The study, which involves more than 80,000 people, was conducted by researchers at the University of Copenhagen and is published in the Journal of the American College of Cardiology. Until now, the leading threat to global heart health had been cholesterol.
Marianne Benn, chief physician at Copenhagen University Hospital and associate professor at the University of Copenhagen, explained:
"We know that diabetics and people with high cholesterol levels are prone to ischemic heart disease, but our study also made it possible to look at blood glucose level in isolation. It is surprising that even a slightly higher blood glucose value appears to be dangerous over a longer period - and that sugar alone makes a negative difference."
Although healthy individuals without diabetes have a normal, fasting blood glucose value of less than 6 mmol/l (or 108 mg/dl) glucose, the researchers found that over several years, just a slight increase (1 mmol/l or 18mg/dl) in blood glucose increases the risk of heart attack by 69%.

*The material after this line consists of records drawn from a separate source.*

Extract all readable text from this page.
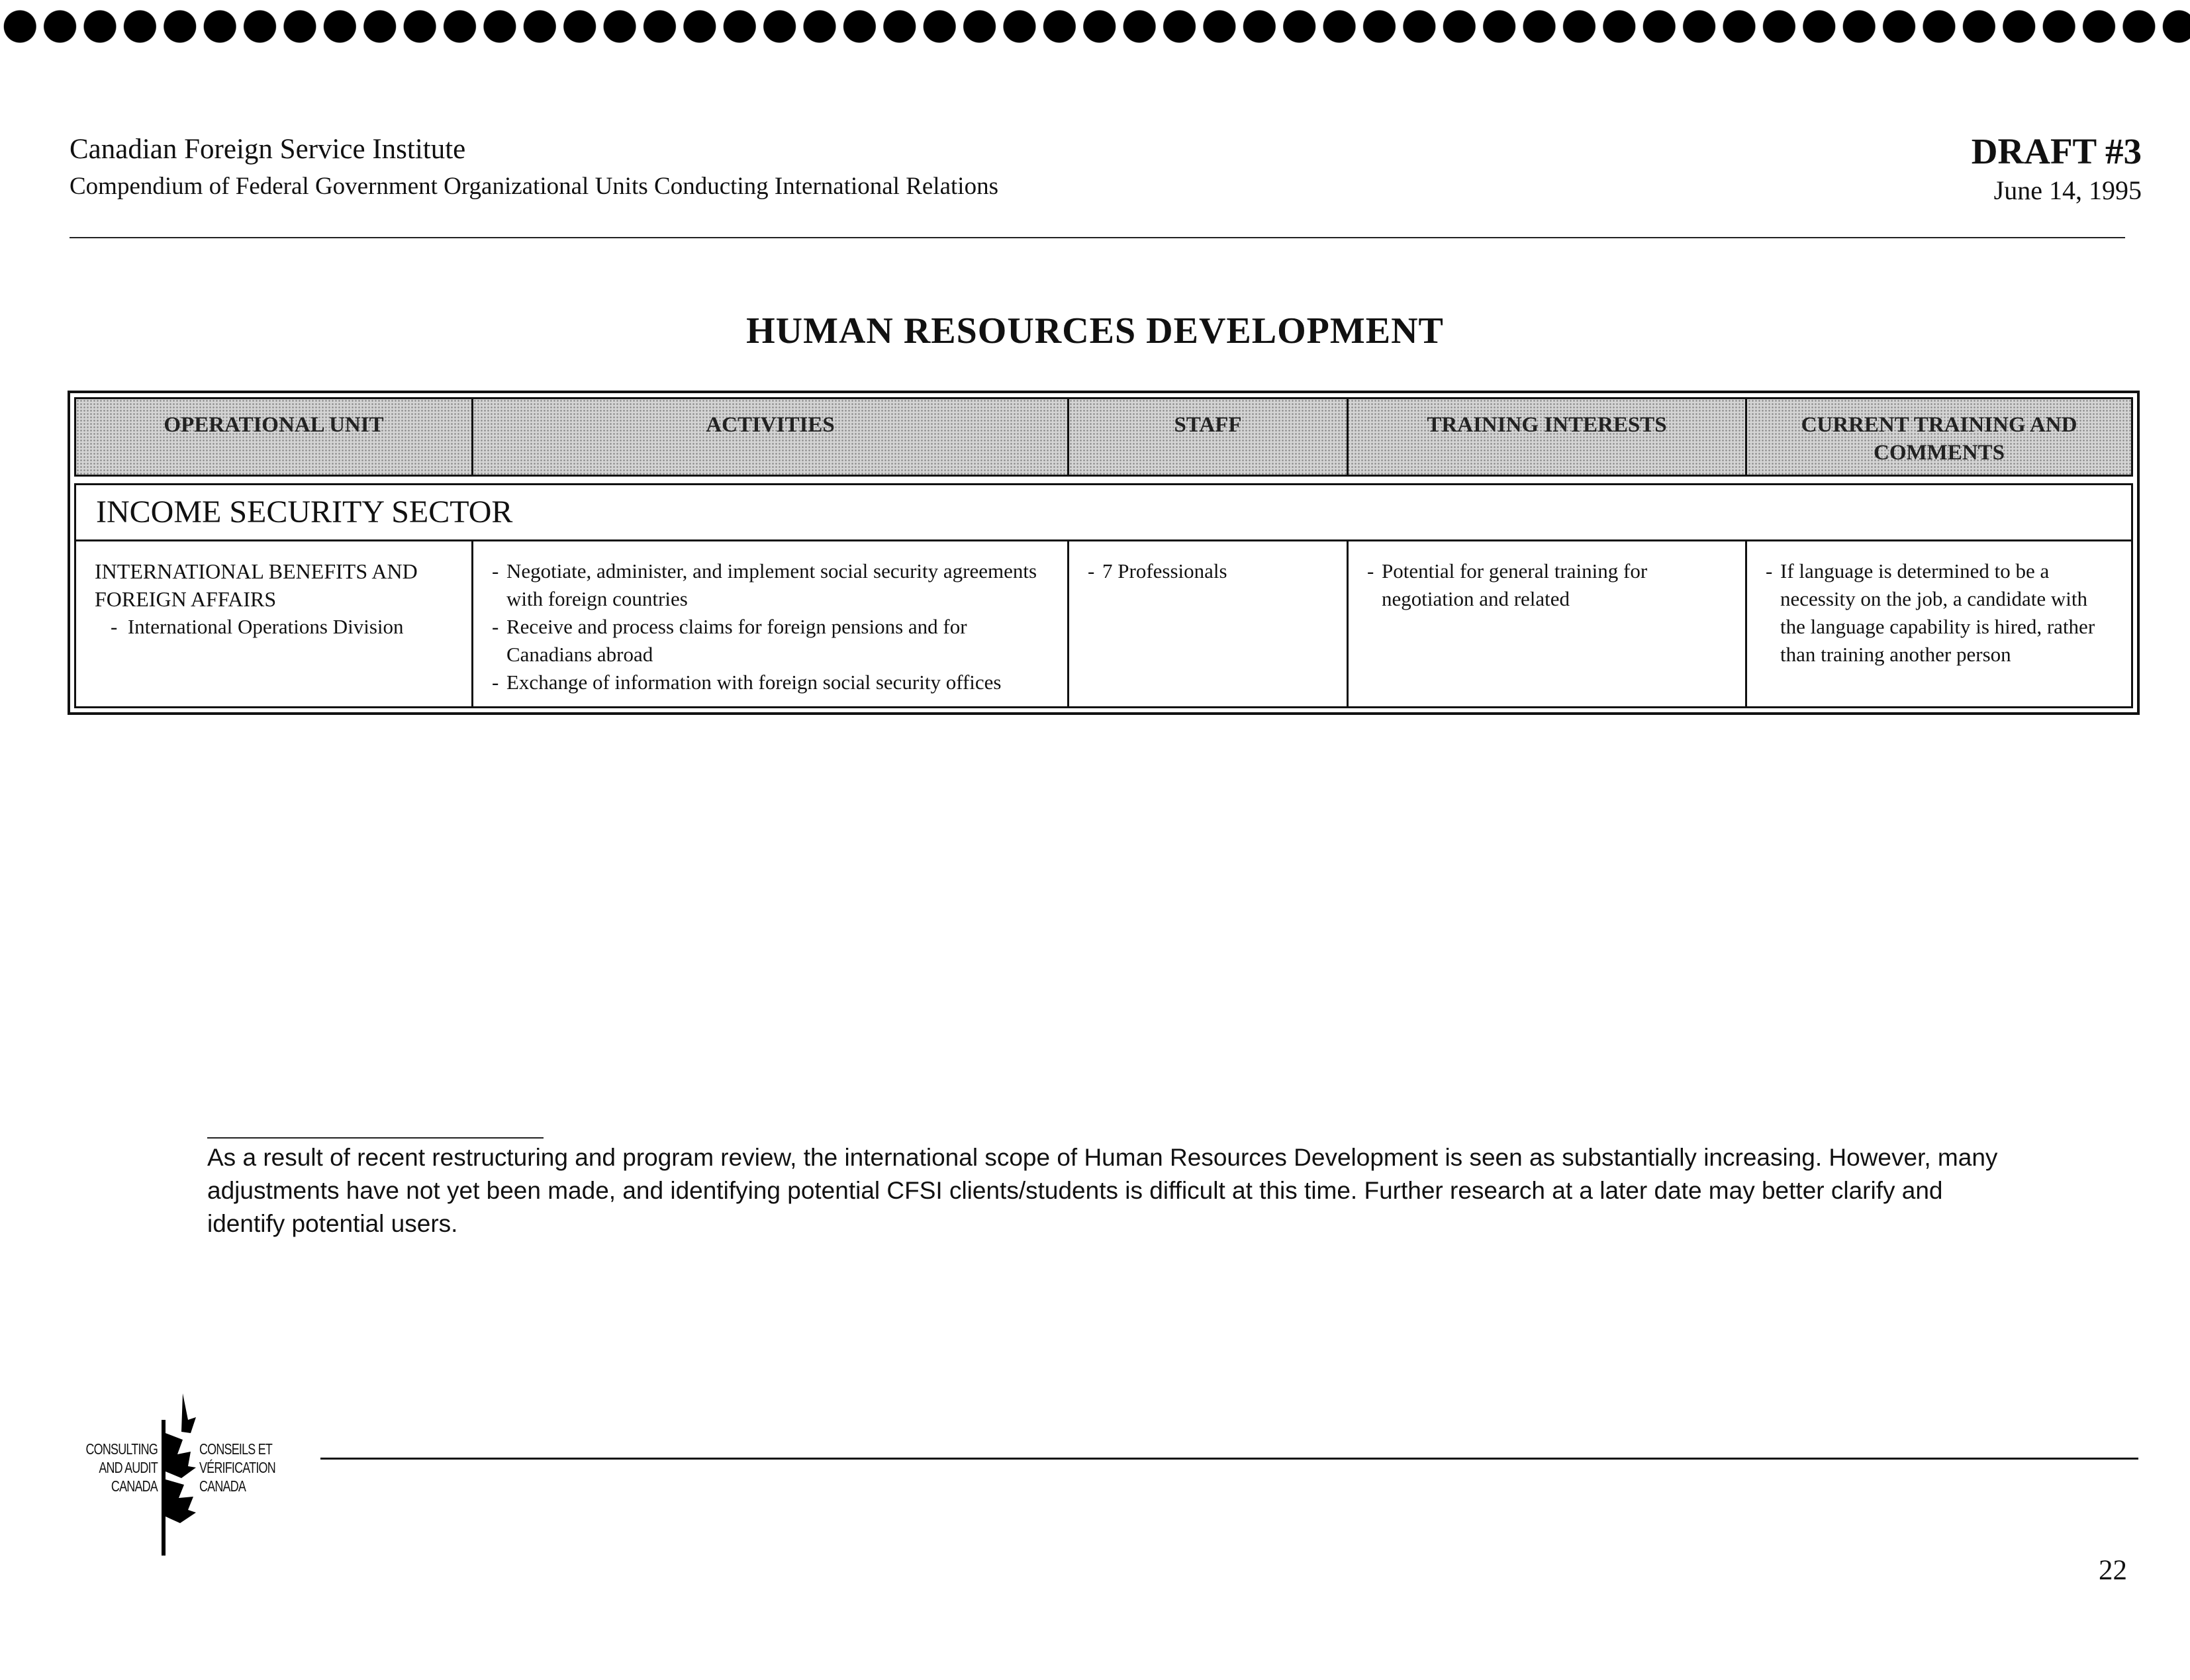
Canadian Foreign Service Institute
Compendium of Federal Government Organizational Units Conducting International Relations
DRAFT #3
June 14, 1995
HUMAN RESOURCES DEVELOPMENT
OPERATIONAL UNIT	ACTIVITIES	STAFF	TRAINING INTERESTS	CURRENT TRAINING AND COMMENTS
INCOME SECURITY SECTOR
INTERNATIONAL BENEFITS AND FOREIGN AFFAIRS
-  International Operations Division
- Negotiate, administer, and implement social security agreements with foreign countries
- Receive and process claims for foreign pensions and for Canadians abroad
- Exchange of information with foreign social security offices
- 7 Professionals
-	Potential for general training for negotiation and related
- If language is determined to be a necessity on the job, a candidate with the language capability is hired, rather than training another person
As a result of recent restructuring and program review, the international scope of Human Resources Development is seen as substantially increasing. However, many adjustments have not yet been made, and identifying potential CFSI clients/students is difficult at this time. Further research at a later date may better clarify and identify potential users.
CONSULTING
AND AUDIT
CANADA
CONSEILS ET
VÉRIFICATION
CANADA
22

The researchers examined data from The Copenhagen General Population Study, The Copenhagen City Heart Study, and The Copenhagen Ischemic Heart Disease Study, which together involved 80,522 Danes.
They found that a slightly elevated level of blood sugar is enough on its own to cause cardiovascular damage.

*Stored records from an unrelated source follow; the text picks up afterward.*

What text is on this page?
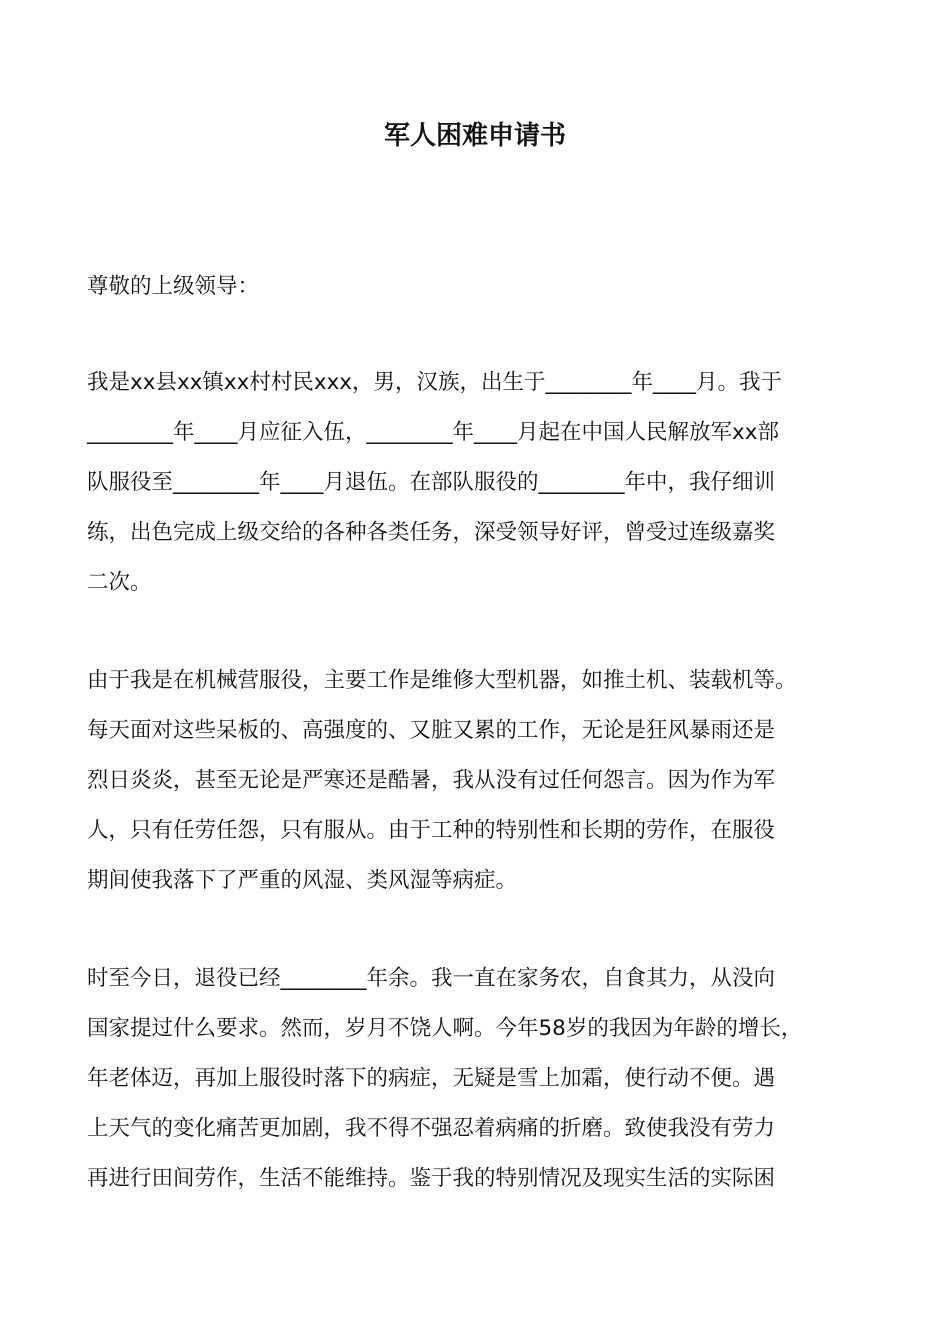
军人困难申请书
尊敬的上级领导：
我是xx县xx镇xx村村民xxx，男，汉族，出生于________年____月。我于
________年____月应征入伍，________年____月起在中国人民解放军xx部
队服役至________年____月退伍。在部队服役的________年中，我仔细训
练，出色完成上级交给的各种各类任务，深受领导好评，曾受过连级嘉奖
二次。
由于我是在机械营服役，主要工作是维修大型机器，如推土机、装载机等。
每天面对这些呆板的、高强度的、又脏又累的工作，无论是狂风暴雨还是
烈日炎炎，甚至无论是严寒还是酷暑，我从没有过任何怨言。因为作为军
人，只有任劳任怨，只有服从。由于工种的特别性和长期的劳作，在服役
期间使我落下了严重的风湿、类风湿等病症。
时至今日，退役已经________年余。我一直在家务农，自食其力，从没向
国家提过什么要求。然而，岁月不饶人啊。今年58岁的我因为年龄的增长，
年老体迈，再加上服役时落下的病症，无疑是雪上加霜，使行动不便。遇
上天气的变化痛苦更加剧，我不得不强忍着病痛的折磨。致使我没有劳力
再进行田间劳作，生活不能维持。鉴于我的特别情况及现实生活的实际困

However, these studies are not enough to document an association between cardiovascular disease and higher blood glucose levels. According to the researchers, participants of these studies may share physical problems or characteristics that influence their weight and heart. However, in the present studies the genetic analyses used strip distracting elements from the analyses from the three large studies. With sugar getting the full focus.
Although researchers believe that the risk of ischemic cardiovascular disease is directly affected by glucose, they do not know why. They state that in order to benefit health globally, sugar intake should be limited.

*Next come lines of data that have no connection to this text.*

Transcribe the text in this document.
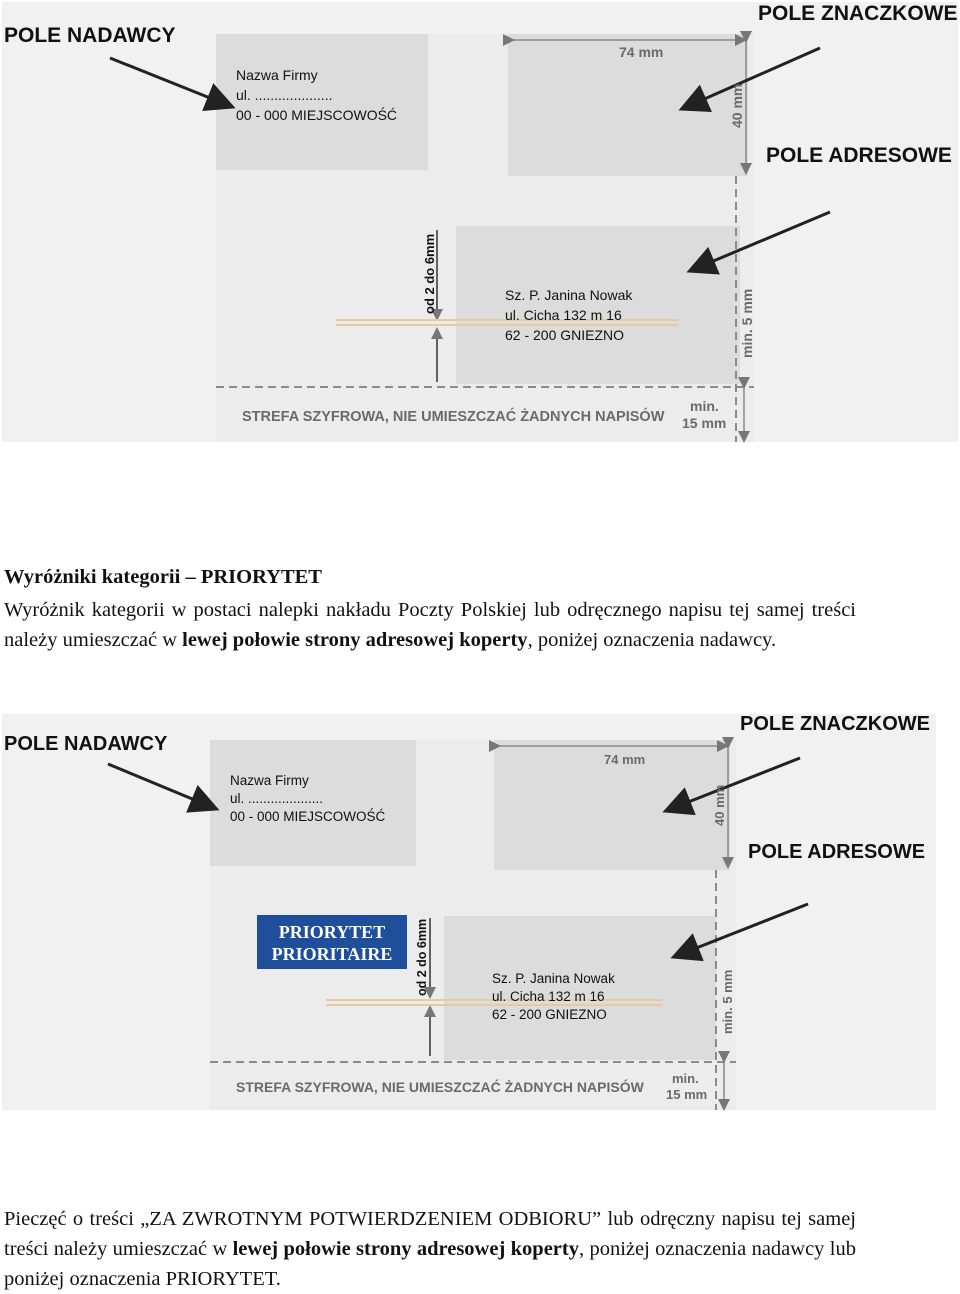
POLE NADAWCY
POLE ZNACZKOWE
POLE ADRESOWE
Nazwa Firmy
ul. ....................
00 - 000 MIEJSCOWOŚĆ
Sz. P. Janina Nowak
ul. Cicha 132 m 16
62 - 200 GNIEZNO
74 mm
40 mm
od 2 do 6mm
min. 5 mm
min.
15 mm
STREFA SZYFROWA, NIE UMIESZCZAĆ ŻADNYCH NAPISÓW
Wyróżniki kategorii – PRIORYTET
Wyróżnik kategorii w postaci nalepki nakładu Poczty Polskiej lub odręcznego napisu tej samej treści należy umieszczać w lewej połowie strony adresowej koperty, poniżej oznaczenia nadawcy.
POLE NADAWCY
POLE ZNACZKOWE
POLE ADRESOWE
Nazwa Firmy
ul. ....................
00 - 000 MIEJSCOWOŚĆ
Sz. P. Janina Nowak
ul. Cicha 132 m 16
62 - 200 GNIEZNO
PRIORYTET
PRIORITAIRE
74 mm
40 mm
od 2 do 6mm
min. 5 mm
min.
15 mm
STREFA SZYFROWA, NIE UMIESZCZAĆ ŻADNYCH NAPISÓW
Pieczęć o treści „ZA ZWROTNYM POTWIERDZENIEM ODBIORU” lub odręczny napisu tej samej treści należy umieszczać w lewej połowie strony adresowej koperty, poniżej oznaczenia nadawcy lub poniżej oznaczenia PRIORYTET.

Borge Nordestgaard, chief physician at Copenhagen University Hospital and clinical professor at the Faculty of Health and Medical Sciences, University of Copenhagen, said:
"The World Health Organization estimates that 6 per cent of all deaths are due to elevated blood glucose. Therefore, our results may potentially have great importance for the design of programs to prevent heart disease and early death worldwide."
According to the World Health Organization, 17 million individuals die from heart-related disease each year and this figure is expected to increase in the coming years.